Girls with Guns is dead, but between 1985 and 1993, women with machine guns ruled the Hong Kong box office. Whether it was the nail-polished fists of the D&B movies, or the wild Uzi duels of the Angel-imitators, it was a period when you didn’t have to explain why the grinning, chipmunk-cheeked girl in a raincoat with a Hello Kitty backpack kicked ass. She was a woman. That was enough.

LINKS! LINKS! LINKS!

Journey to the Shore

Journey to the Shore

…The big news this month is that Cannes is over and you can stop reading the endless tweets from people humblebragging about how exhausted they are. To those fallen heroes, we salute you. Earning an actual, not facetious, salute is Hou Hsiao-hsien, whose wuxia, The Assassin, won the Golden Lion for Best Director. And Kiyoshi Kurosawa, who’s been out of the headlines for a few years, took home Best Director at the Un Certain Regard portion of the festival for his ghost movie Journey to the Shore.

…Speaking of film festivals, the New York Asian Film Festival (June 26 – July 11) has announced its lineup. Taking place at the Film Society of Lincoln Center and then the SVA Theater during its final weekend, there will be a retrospective of macho movies starring Bunta Sugawara and Takakura Ken, both of whom passed away last year. Hong Kong’s Ringo Lam will be there to receive a lifetime achievement award, and two of his best movies, City on Fire and the neglected masterpiece Full Alert, are screening. There will also be a special focus on women working in Korean film with producer Shim Jae-Myung, directors Yim Soon-Rye (The Whistleblower) and Boo Ji-Young (Cart) in attendance.

…On June 5, Jackie Chan’s latest movie, Police Story: Lockdown, will be released in American theaters and on VOD. Directed by Ding Sheng (who directed the underrated Jackie Chan flick, Little Big Soldier), it’s the latest installment in Jackie’s Police Story series that has been running since 1985. This one’s a reboot (also known as Police Story 2013) where Chan plays a Mainland police officer trying to rescue his daughter from a hostage situation in a nightclub.

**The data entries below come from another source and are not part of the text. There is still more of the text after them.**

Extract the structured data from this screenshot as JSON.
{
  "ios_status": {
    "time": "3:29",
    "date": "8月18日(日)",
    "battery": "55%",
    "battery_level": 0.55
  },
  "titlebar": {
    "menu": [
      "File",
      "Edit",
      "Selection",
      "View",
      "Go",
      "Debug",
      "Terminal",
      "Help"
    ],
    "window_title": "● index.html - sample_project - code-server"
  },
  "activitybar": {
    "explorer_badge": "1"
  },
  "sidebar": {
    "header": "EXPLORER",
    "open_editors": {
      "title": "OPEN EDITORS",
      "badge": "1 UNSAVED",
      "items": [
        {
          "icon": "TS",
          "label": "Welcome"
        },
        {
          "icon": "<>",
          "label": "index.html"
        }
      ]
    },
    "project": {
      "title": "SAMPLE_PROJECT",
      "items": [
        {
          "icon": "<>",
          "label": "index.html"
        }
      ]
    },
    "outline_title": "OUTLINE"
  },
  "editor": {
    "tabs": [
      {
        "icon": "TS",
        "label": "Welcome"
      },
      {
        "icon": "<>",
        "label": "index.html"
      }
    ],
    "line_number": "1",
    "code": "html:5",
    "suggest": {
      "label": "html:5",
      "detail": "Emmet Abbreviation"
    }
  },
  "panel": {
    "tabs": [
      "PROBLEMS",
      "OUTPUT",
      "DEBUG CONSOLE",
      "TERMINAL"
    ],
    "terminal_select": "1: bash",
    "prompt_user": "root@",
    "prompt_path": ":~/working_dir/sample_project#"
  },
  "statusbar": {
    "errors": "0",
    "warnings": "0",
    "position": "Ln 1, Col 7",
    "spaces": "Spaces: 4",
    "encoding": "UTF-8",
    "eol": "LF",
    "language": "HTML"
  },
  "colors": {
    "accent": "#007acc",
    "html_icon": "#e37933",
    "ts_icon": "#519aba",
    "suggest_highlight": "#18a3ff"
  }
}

Happiness of the Katakuris

Happiness of the Katakuris

…Coming out on DVD/Blu-ray this week is a packed Arrow Video combo-disc set of Happiness of the Katakuris. Arrow is doing right by Takashi Miike’s murderous musical, complete with Claymation exploding volcanoes, and performances by two pop stars, Kenji Sawada and Kiyoshiro Imawano (now deceased). It’s packed with extras, a booklet full of essays (including one by Stuart Galbraith IV on how having Sawada and Imawano in one movie is like getting David Bowie and Mick Jagger onscreen together, and one from me on Kim Jee-Woon’s The Quiet Family and how it relates to Happiness). 

…Finally, Disney is at long last making Miyazaki fans happy with the much-awaited DVD/Blu-ray release of two Studio Ghibli films on June 16. Spirited Away is a title folks have been waiting to see for what seems like ages, and The Cat Returns is a Ghibli rarity from director Hiroyuki Morita. Specs for both discs are here.